I am suddenly outraged at my complacence and frightened for the future of our society and world. I have been reading Culture Jam, by Kalle Lasn (editor of Adbusters Magazine). Nick loaned it to Phil and I stole it last night and read the first few chapters — enough to realize that these nagging feelings I’ve had lately about culture, society, assimilation and happiness aren’t just the unsettling parts of maturing and growing up. I have a legitimate reason to worry that my excessive commercial media intake is negatively affecting my psyche — making me ancy and depressed at random intervals because I can’t decode my own fluctuating emotions about anything and make them make sense. I am drowning in mixed messages and counterfeited truth. It’s flying at me from all angles. And this book sat me down and said, “Hey, there are others out there who feel the same way and, guess what, we’re not crazy! We’re ready for a revolution!”

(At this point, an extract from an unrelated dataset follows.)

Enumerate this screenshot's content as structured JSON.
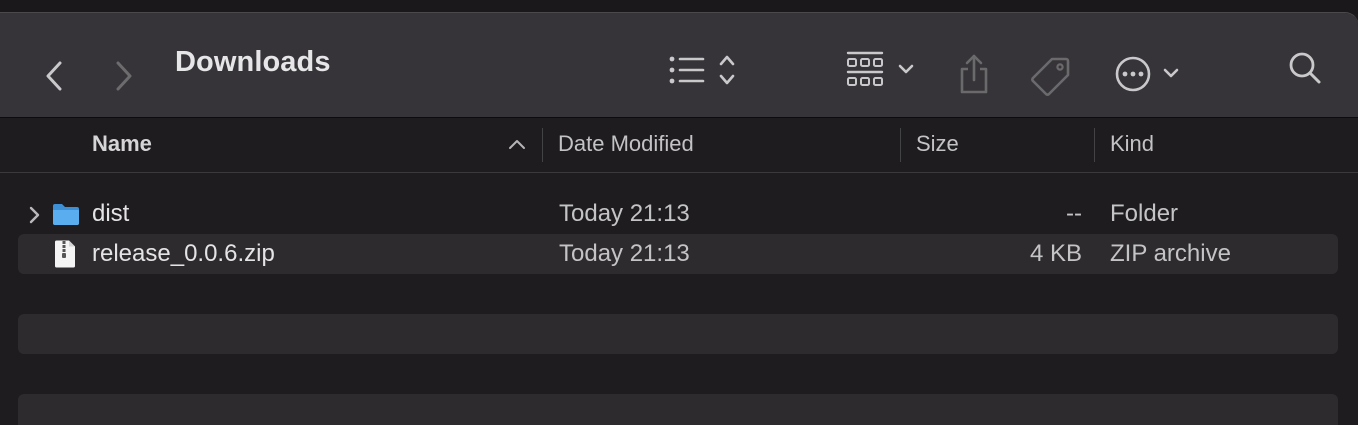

So I’ve been thinking about changes I could make to remedy my situation and, possibly, help procure a better future for those around me and any children I might eventually have. I am ready to trash my TV. Now, I have defended television in the past and I will defend aspects of it today. But I’m not sure if I’m ready to allow what I see as the positive aspects of TV (i.e. the shows I actually like) to outweigh what the rest of the drivel does to me and how it makes me feel.

I can’t count the times in the past year that I have caught myself channel surfing, making multiple rounds through the 60-odd channels, my temper flaring because on channel after channel, something is insulting me or upsetting me or subverting my intelligence and self-confidence in order to establish an environment that might make it easier to sell me a product.

Just think about how much better I might have felt — I might feel now — had I spent that time painting, reading a book, listening to music, or anything creative. Instead, my mind was polluted with image after image of beautiful people buying the right things, followed by image after image of the right medication to round out that perfect persona.

I am totally for hedonism in small doses, but the twisted hedonism and self-importance that has allowed such a consumer culture to emerge and label itself as a free society is saddening. I have a hard time imagining how future generations are going to look back on our massive consumer binge. Will they even recognize it as excessive, or will they be so immersed in the culture we laid out for them that it’s just inherent in their nature to assume that this is the normal, natural course for human development to take?